If you look at it from that direction, you could even say that Vikrant, the young fragile future of India, is paying the price for the games the powerful older India plays with the “outsiders” in their country, caught between them. Kalki is hurt and turns around and hurts the only other person more powerless than herself. And in the end, Vikrant manages to hurt them all, the only way he can.

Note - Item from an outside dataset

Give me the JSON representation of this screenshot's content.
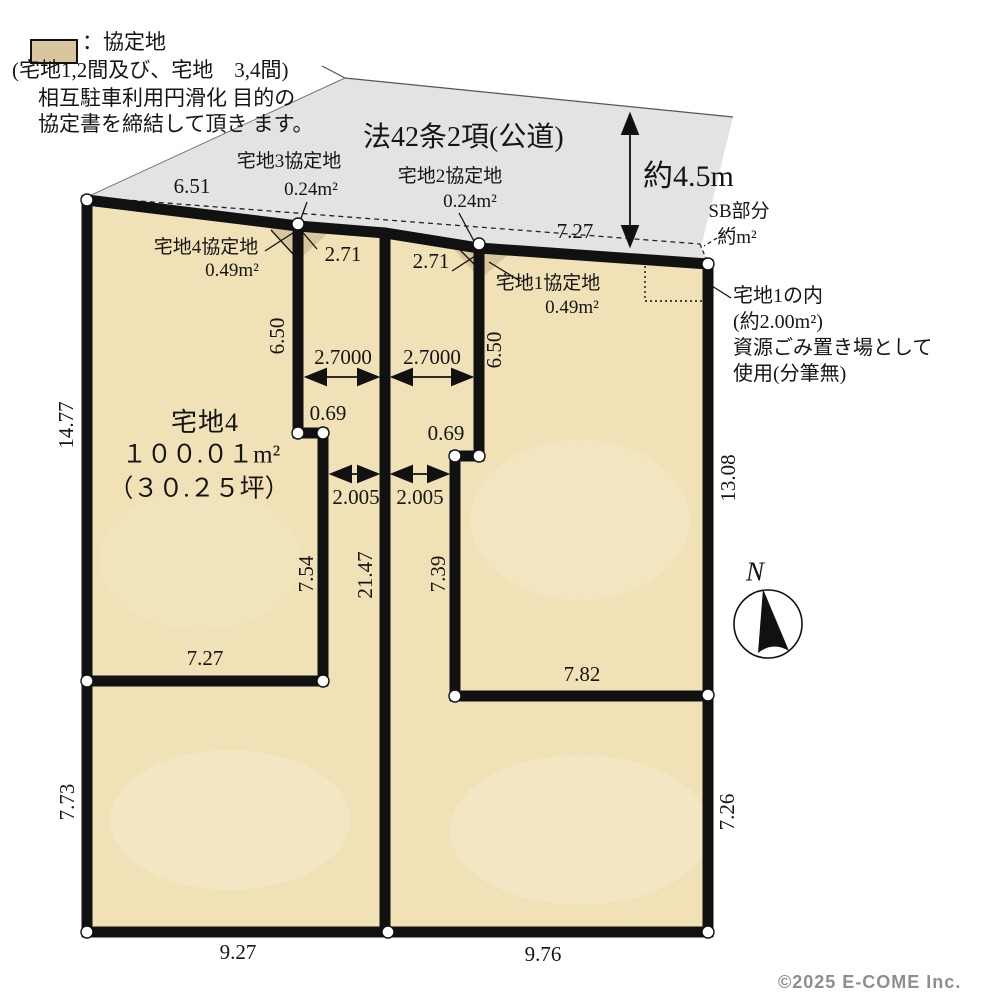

This whole film is building to a reveal. We see in the opening Jim Sarbh and Gulshan looking down into the trunk of a car at a body and talking about how to fit it in. They get back into the car and we see Vikrant in the backseat watching them as they drive off. And then we flash back a week. We know someone will die, it was in the opening scene and it is in the title, the question is who. Arya seems like a likely candidate, she runs away and is lost late at night. Earlier when Kalki was spinning out, it seemed possible she would harm herself. Even Om Puri, he has a gun and his wife is trying to hide the bullets from him, he is aging and resists admitting he has to leave his house, very common suicide situation. In the final sequence, Vikrant asks to hold Om’s gun, and then turns it on him. The rest of the group sees from a distance and Ranvir (who has brought his own new handgun to show off) comes towards him. Vikrant could kill Om, or Ranvir. Or Ranvir could shoot him. And then, finally, Vikrant kills himself. That was the death, that was what was happening during this whole week, Vikrant being brought to a point where suicide seemed the answer.
But in a larger sense it is not just Vikrant who is dying, but this whole world. The casual innocence of Tillotama and Gulshan’s careless marriage, Ranvir’s confidence in himself as a man, Kalki’s fragile place in the world, Tanuja and Om Puri’s life in their cottage, it is all coming to an end. It is the “Gunj” itself that is dying.